Paper submission date: 18 December 2020
Authors: Julien Aimonier-Davat (LS2N), Hala Skaf-Molli (LS2N), and Pascal Molli (LS2N)
Abstract SPARQL property path queries provide a succinct way to write complex navigational queries over RDF knowledge graphs. However, the evaluation of these queries over online knowledge graphs such as DBPedia or Wikidata is often interrupted by quotas, returning no results or partial results. To ensure complete results, property path queries are evaluated client-side. Smart clients decompose property path queries into subqueries for which complete results are ensured. The granularity of the decomposition depend on the expressivity of the server. Whatever the decomposition, it could generate a high number of subqueries, a large data transfer, and finally delivers poor performances. In this paper, we extend a preemptable SPARQL server with a partial transitive closure operator (PTC) based on a depth limited search algorithm. We show that a smart client using the PTC operator is able to process SPARQL property path online and deliver complete results. Experimental results demonstrate that our approach outperforms existing smart client solutions in terms of HTTP calls, data transfer and query execution time.
Figure: First iteration of eval(Q3) as defined in Algorithm 3 over the dataset D with MaxDepth = 1
In our experiments, we use the gMark framework, which is a framework designed to generate synthetic graph instances coupled with complex property path query workloads. We generate a graph instance having 7,533,145 edges and 30 queries for the "Shop" gMark scenario. All our queries contain from one to four transitive path expressions.

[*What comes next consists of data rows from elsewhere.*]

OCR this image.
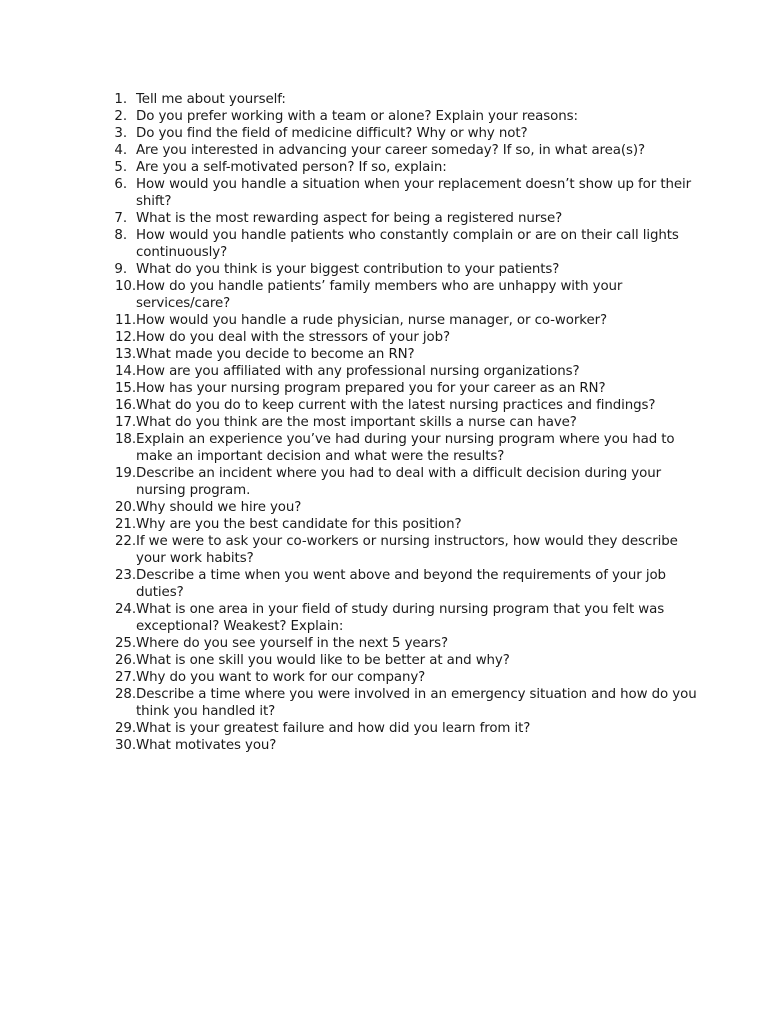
1. Tell me about yourself:
2. Do you prefer working with a team or alone? Explain your reasons:
3. Do you find the field of medicine difficult? Why or why not?
4. Are you interested in advancing your career someday? If so, in what area(s)?
5. Are you a self-motivated person? If so, explain:
6. How would you handle a situation when your replacement doesn’t show up for their shift?
7. What is the most rewarding aspect for being a registered nurse?
8. How would you handle patients who constantly complain or are on their call lights continuously?
9. What do you think is your biggest contribution to your patients?
10. How do you handle patients’ family members who are unhappy with your services/care?
11. How would you handle a rude physician, nurse manager, or co-worker?
12. How do you deal with the stressors of your job?
13. What made you decide to become an RN?
14. How are you affiliated with any professional nursing organizations?
15. How has your nursing program prepared you for your career as an RN?
16. What do you do to keep current with the latest nursing practices and findings?
17. What do you think are the most important skills a nurse can have?
18. Explain an experience you’ve had during your nursing program where you had to make an important decision and what were the results?
19. Describe an incident where you had to deal with a difficult decision during your nursing program.
20. Why should we hire you?
21. Why are you the best candidate for this position?
22. If we were to ask your co-workers or nursing instructors, how would they describe your work habits?
23. Describe a time when you went above and beyond the requirements of your job duties?
24. What is one area in your field of study during nursing program that you felt was exceptional? Weakest? Explain:
25. Where do you see yourself in the next 5 years?
26. What is one skill you would like to be better at and why?
27. Why do you want to work for our company?
28. Describe a time where you were involved in an emergency situation and how do you think you handled it?
29. What is your greatest failure and how did you learn from it?
30. What motivates you?
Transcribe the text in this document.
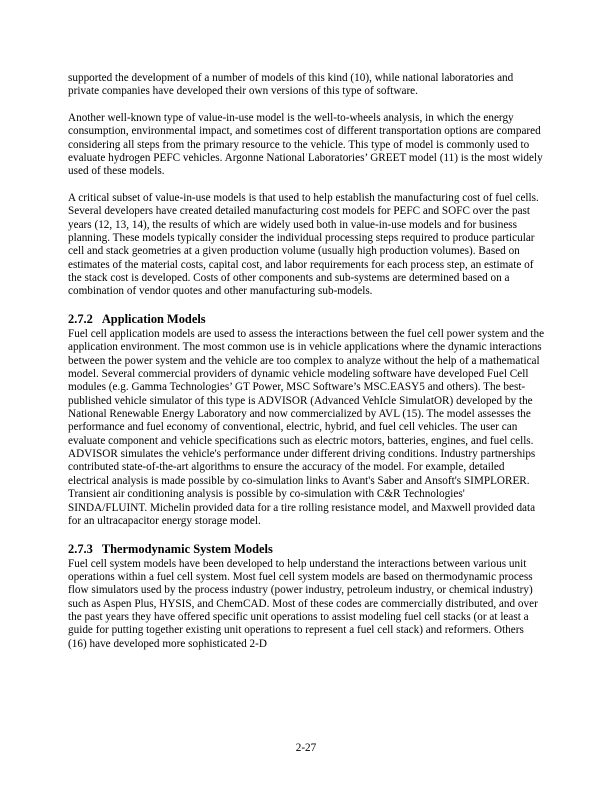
supported the development of a number of models of this kind (10), while national laboratories and private companies have developed their own versions of this type of software.

Another well-known type of value-in-use model is the well-to-wheels analysis, in which the energy consumption, environmental impact, and sometimes cost of different transportation options are compared considering all steps from the primary resource to the vehicle. This type of model is commonly used to evaluate hydrogen PEFC vehicles. Argonne National Laboratories’ GREET model (11) is the most widely used of these models.

A critical subset of value-in-use models is that used to help establish the manufacturing cost of fuel cells. Several developers have created detailed manufacturing cost models for PEFC and SOFC over the past years (12, 13, 14), the results of which are widely used both in value-in-use models and for business planning. These models typically consider the individual processing steps required to produce particular cell and stack geometries at a given production volume (usually high production volumes). Based on estimates of the material costs, capital cost, and labor requirements for each process step, an estimate of the stack cost is developed. Costs of other components and sub-systems are determined based on a combination of vendor quotes and other manufacturing sub-models.

2.7.2 Application Models

Fuel cell application models are used to assess the interactions between the fuel cell power system and the application environment. The most common use is in vehicle applications where the dynamic interactions between the power system and the vehicle are too complex to analyze without the help of a mathematical model. Several commercial providers of dynamic vehicle modeling software have developed Fuel Cell modules (e.g. Gamma Technologies’ GT Power, MSC Software’s MSC.EASY5 and others). The best-published vehicle simulator of this type is ADVISOR (Advanced VehIcle SimulatOR) developed by the National Renewable Energy Laboratory and now commercialized by AVL (15). The model assesses the performance and fuel economy of conventional, electric, hybrid, and fuel cell vehicles. The user can evaluate component and vehicle specifications such as electric motors, batteries, engines, and fuel cells. ADVISOR simulates the vehicle's performance under different driving conditions. Industry partnerships contributed state-of-the-art algorithms to ensure the accuracy of the model. For example, detailed electrical analysis is made possible by co-simulation links to Avant's Saber and Ansoft's SIMPLORER. Transient air conditioning analysis is possible by co-simulation with C&R Technologies' SINDA/FLUINT. Michelin provided data for a tire rolling resistance model, and Maxwell provided data for an ultracapacitor energy storage model.

2.7.3 Thermodynamic System Models

Fuel cell system models have been developed to help understand the interactions between various unit operations within a fuel cell system. Most fuel cell system models are based on thermodynamic process flow simulators used by the process industry (power industry, petroleum industry, or chemical industry) such as Aspen Plus, HYSIS, and ChemCAD. Most of these codes are commercially distributed, and over the past years they have offered specific unit operations to assist modeling fuel cell stacks (or at least a guide for putting together existing unit operations to represent a fuel cell stack) and reformers. Others (16) have developed more sophisticated 2-D

2-27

In our experiments, we compare the following approaches:
- SaGe-PTC is the implementation of the PTC approach defined in our paper. The server-side algorithm
is implemented on the SaGe server. The code is available here. The client-side algorithm
is implemented in javascript. The code is available here. We use the HDT backend of the
SaGe server to store the gMark dataset. The server is configured with a page size limit of 10000 triples
and 10000 control tuples. Concerning the quantum and the MaxDepth parameters, we use different settings
in our experiments:
- SaGe-PTC-2 is configured with a time quantum of 60 seconds and a MaxDepth of 2.
- SaGe-PTC-3 is configured with a time quantum of 60 seconds and a MaxDepth of 3.
- SaGe-PTC-5 is configured with a time quantum of 60 seconds and a MaxDepth of 5.
- SaGe-PTC-10 is configured with a time quantum of 60 seconds and a MaxDepth of 10.
- SaGe-PTC-20 is configured with a time quantum of 60 seconds and a MaxDepth of 20.
- SaGe-PTC-500ms is configured with a time quantum of 500 ms and a MaxDepth of 20.
- SaGe-PTC-1sec is configured with a time quantum of 1 second and a MaxDepth of 20.
- SaGe-PTC-60sec is configured with a time quantum of 60 seconds and a MaxDepth of 20.
- SaGe-Multi is the implementation of the multi-predicate automaton based approach defined in [1]. SaGe-Multi is a SaGe smart client and interacts with the same server as SaGe-PTC, configured with a time quantum of 60 seconds.
- Virtuoso is the Virtuoso SPARQL endpoint (v7.2.5 as of December 2020). Virtuoso is configured without quotas in order to deliver complete results, and with a single thread per query.
- Jena-Fuseki is the Apache Jena Fuseki endpoint (v3.17.0). The gMark dataset is stored in a TDB database.
- Execution time is the total time between starting the query execution and the production of the final results by the client.
- Data transfer is the total number of bytes transferred from the server to the client during the query execution.
- Number of HTTP calls is the total number of HTTP calls issued by the client during the query execution.
- type:
c2-standard-4 :4 vCPU, 15 Go of memory
- processor platform:
Intel Broadwell
- OS: ubuntu-1910-eoan-v20191114
- SSD disk of 256GB
Plot 1: Statistics about the evaluation of the 30 gmark queries in terms of execution time, data transfer and number of http calls for different time quantum.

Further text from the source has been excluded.